Javier De Nicoló (29 April 1928 – 22 March 2016), or Saverio (Javier) De Nicolò, was an Italian-born Colombian salesian priest who developed a program that has offered more than 40,000 young people the education and moral support they needed to become productive citizens. Father Javier De Nicoló received countless distinctions. UNICEF was one of those who paid tribute to the father Javier De Nicoló. De Nicoló was awarded La Orden De Boyacá (Colombia's highest government honor).

==Life==
Javier de Nicoló was born in Bari, Italy in 1928, the youngest of six children in the family of de Nicolò Lattanzi. His father was wounded three times in World War I and died when Javier was still a child. During World War II, Javier pursued his vocational training in a slaughter- house, after bombing raids destroyed his high school. In October 1949, as a seminarian, Javier de Nicoló landed at Buenaventura, Colombia a year after the bogotazo. Javier de Nicoló was ordained priest on 28 October 1958.

Javier de Nicoló spent his life in the planning and implementation of projects for the rehabilitation and education of thousands of street children, especially in the cities of Bogotá, Bucaramanga and Barranquilla. He had a determination to live up to his resolution: "the best experience in the world is to serve humanity."

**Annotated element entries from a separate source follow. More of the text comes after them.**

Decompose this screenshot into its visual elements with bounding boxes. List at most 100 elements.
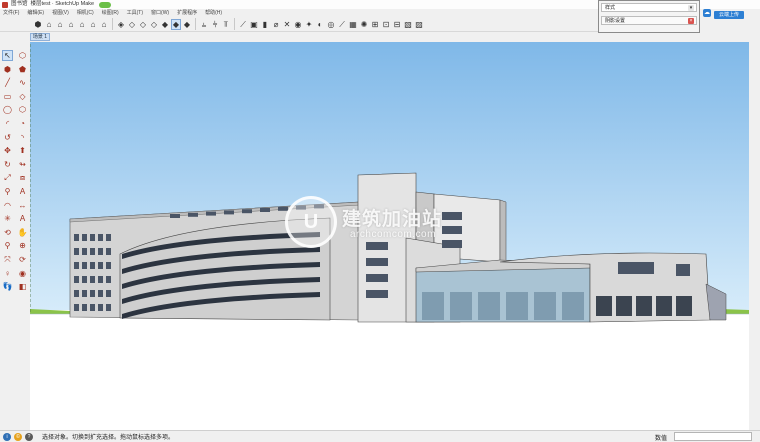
freehand-icon[interactable]: ∿ <box>17 77 28 88</box>
arc-icon[interactable]: ◜ <box>2 118 13 129</box>
status-pill-icon[interactable] <box>99 1 112 8</box>
menu-item[interactable]: 窗口(W) <box>151 9 169 17</box>
tape-measure-icon[interactable]: ⚲ <box>2 186 13 197</box>
info-icon[interactable]: i <box>3 432 11 441</box>
model-viewport[interactable]: U 建筑加油站 archcomcom.com <box>30 42 749 430</box>
line-icon[interactable]: ╱ <box>2 77 13 88</box>
menu-item[interactable]: 编辑(E) <box>27 9 44 17</box>
plugin-13-icon[interactable]: ⊞ <box>370 19 380 30</box>
menu-item[interactable]: 工具(T) <box>127 9 143 17</box>
window <box>676 264 690 276</box>
wireframe-icon[interactable]: ◇ <box>138 19 148 30</box>
shaded-icon[interactable]: ◆ <box>160 19 170 30</box>
plugin-7-icon[interactable]: ✦ <box>304 19 314 30</box>
xray-icon[interactable]: ◈ <box>116 19 126 30</box>
dimension-icon[interactable]: ↔ <box>17 200 28 211</box>
measurements-input[interactable] <box>674 432 752 441</box>
front-view-icon[interactable]: ⌂ <box>66 19 76 30</box>
scene-tab[interactable]: 场景 1 <box>30 33 50 41</box>
right-view-icon[interactable]: ⌂ <box>77 19 87 30</box>
section-plane-icon[interactable]: ◧ <box>17 281 28 292</box>
plugin-14-icon[interactable]: ⊡ <box>381 19 391 30</box>
polygon-icon[interactable]: ⬡ <box>17 104 28 115</box>
shaded-textures-icon[interactable]: ◆ <box>171 18 181 30</box>
arc2-icon[interactable]: ◝ <box>17 132 28 143</box>
previous-view-icon[interactable]: ⟳ <box>17 254 28 265</box>
look-around-icon[interactable]: ◉ <box>17 268 28 279</box>
top-view-icon[interactable]: ⌂ <box>55 19 65 30</box>
plugin-12-icon[interactable]: ✺ <box>359 19 369 30</box>
eraser-icon[interactable]: ⬡ <box>17 50 28 61</box>
plugin-17-icon[interactable]: ▨ <box>414 19 424 30</box>
make-component-icon[interactable]: ⬢ <box>2 64 13 75</box>
cloud-icon[interactable]: ☁ <box>703 9 711 17</box>
scale-icon[interactable]: ⤢ <box>2 172 13 183</box>
monochrome-icon[interactable]: ◆ <box>182 19 192 30</box>
window <box>82 262 87 269</box>
rectangle-icon[interactable]: ▭ <box>2 91 13 102</box>
close-icon[interactable]: × <box>688 18 694 24</box>
move-icon[interactable]: ✥ <box>2 145 13 156</box>
cloud-upload-button[interactable]: 云端上传 <box>714 11 744 19</box>
zoom-icon[interactable]: ⚲ <box>2 240 13 251</box>
position-camera-icon[interactable]: ♀ <box>2 268 13 279</box>
rotate-icon[interactable]: ↻ <box>2 159 13 170</box>
arc3-icon[interactable]: ↺ <box>2 132 13 143</box>
menu-item[interactable]: 文件(F) <box>3 9 19 17</box>
plugin-15-icon[interactable]: ⊟ <box>392 19 402 30</box>
zoom-extents-icon[interactable]: ⤧ <box>2 254 13 265</box>
push-pull-icon[interactable]: ⬆ <box>17 145 28 156</box>
vertical-scroll-area[interactable] <box>749 42 760 430</box>
follow-me-icon[interactable]: ↬ <box>17 159 28 170</box>
back-edges-icon[interactable]: ◇ <box>127 19 137 30</box>
pie-icon[interactable]: ◔ <box>17 118 28 129</box>
menu-item[interactable]: 视图(V) <box>52 9 69 17</box>
menu-item[interactable]: 帮助(H) <box>205 9 222 17</box>
tray-shadows-row[interactable]: 阴影设置 × <box>601 16 697 25</box>
walk-icon[interactable]: 👣 <box>2 281 13 292</box>
paint-bucket-icon[interactable]: ⬟ <box>17 64 28 75</box>
align-left-icon[interactable]: ⫨ <box>199 19 209 30</box>
menu-item[interactable]: 相机(C) <box>77 9 94 17</box>
collapse-icon[interactable]: ▾ <box>688 5 694 11</box>
plugin-3-icon[interactable]: ▮ <box>260 19 270 30</box>
credit-icon[interactable]: © <box>14 432 22 441</box>
tray-styles-row[interactable]: 样式 ▾ <box>601 3 697 12</box>
window <box>98 276 103 283</box>
plugin-6-icon[interactable]: ◉ <box>293 19 303 30</box>
plugin-8-icon[interactable]: ◐ <box>315 19 325 30</box>
back-view-icon[interactable]: ⌂ <box>88 19 98 30</box>
plugin-4-icon[interactable]: ⌀ <box>271 19 281 30</box>
orbit-icon[interactable]: ⟲ <box>2 227 13 238</box>
left-view-icon[interactable]: ⌂ <box>99 19 109 30</box>
align-center-icon[interactable]: ⫩ <box>210 19 220 30</box>
window <box>90 276 95 283</box>
circle-icon[interactable]: ◯ <box>2 104 13 115</box>
3d-text-icon[interactable]: A <box>17 213 28 224</box>
plugin-10-icon[interactable]: ⟋ <box>337 19 347 30</box>
component-icon[interactable]: ⬢ <box>33 19 43 30</box>
hidden-line-icon[interactable]: ◇ <box>149 19 159 30</box>
rotated-rect-icon[interactable]: ◇ <box>17 91 28 102</box>
protractor-icon[interactable]: ◠ <box>2 200 13 211</box>
menu-item[interactable]: 扩展程序 <box>177 9 197 17</box>
plugin-5-icon[interactable]: ✕ <box>282 19 292 30</box>
plugin-16-icon[interactable]: ▧ <box>403 19 413 30</box>
window <box>170 214 180 218</box>
plugin-2-icon[interactable]: ▣ <box>249 19 259 30</box>
axes-icon[interactable]: ✳ <box>2 213 13 224</box>
ground <box>30 310 749 430</box>
iso-view-icon[interactable]: ⌂ <box>44 19 54 30</box>
plugin-9-icon[interactable]: ◎ <box>326 19 336 30</box>
select-icon[interactable]: ↖ <box>2 50 13 61</box>
plugin-1-icon[interactable]: ⟋ <box>238 19 248 30</box>
plugin-11-icon[interactable]: ▦ <box>348 19 358 30</box>
status-message: 选择对象。切换到扩充选择。拖动鼠标选择多项。 <box>42 435 175 441</box>
offset-icon[interactable]: ⧈ <box>17 172 28 183</box>
pan-icon[interactable]: ✋ <box>17 227 28 238</box>
align-right-icon[interactable]: ⫪ <box>221 19 231 30</box>
menu-item[interactable]: 绘图(R) <box>102 9 119 17</box>
help-icon[interactable]: ? <box>25 432 33 441</box>
zoom-window-icon[interactable]: ⊕ <box>17 240 28 251</box>
text-icon[interactable]: A <box>17 186 28 197</box>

UNICEF published the book "Street children", about his work and life, which were honored in Washington, on October 25, 2001. Javier received the award "Ivy Humanitarian Prize ' a lifetime of humanitarian achievements", created to strengthen and differentiate those who have made great contributions to the well-being of children. Father Javier de Nicoló received countless distinctions such as the recognition made by the UNICEF and the award "Order of the Star of Italian Solidarity" by the Government of Italy.

De Nicoló directed both the government's Instituto Distrital para la Protección de la Niñez y la Juventud (IDIPRON) and the nongovernmental organization he had founded, Fundación Servicio de Orientación Juvenil (FSJ). IDIPRON helps children rescued from the streets.

Javier de Nicoló died in Bogotá on 22 March 2016.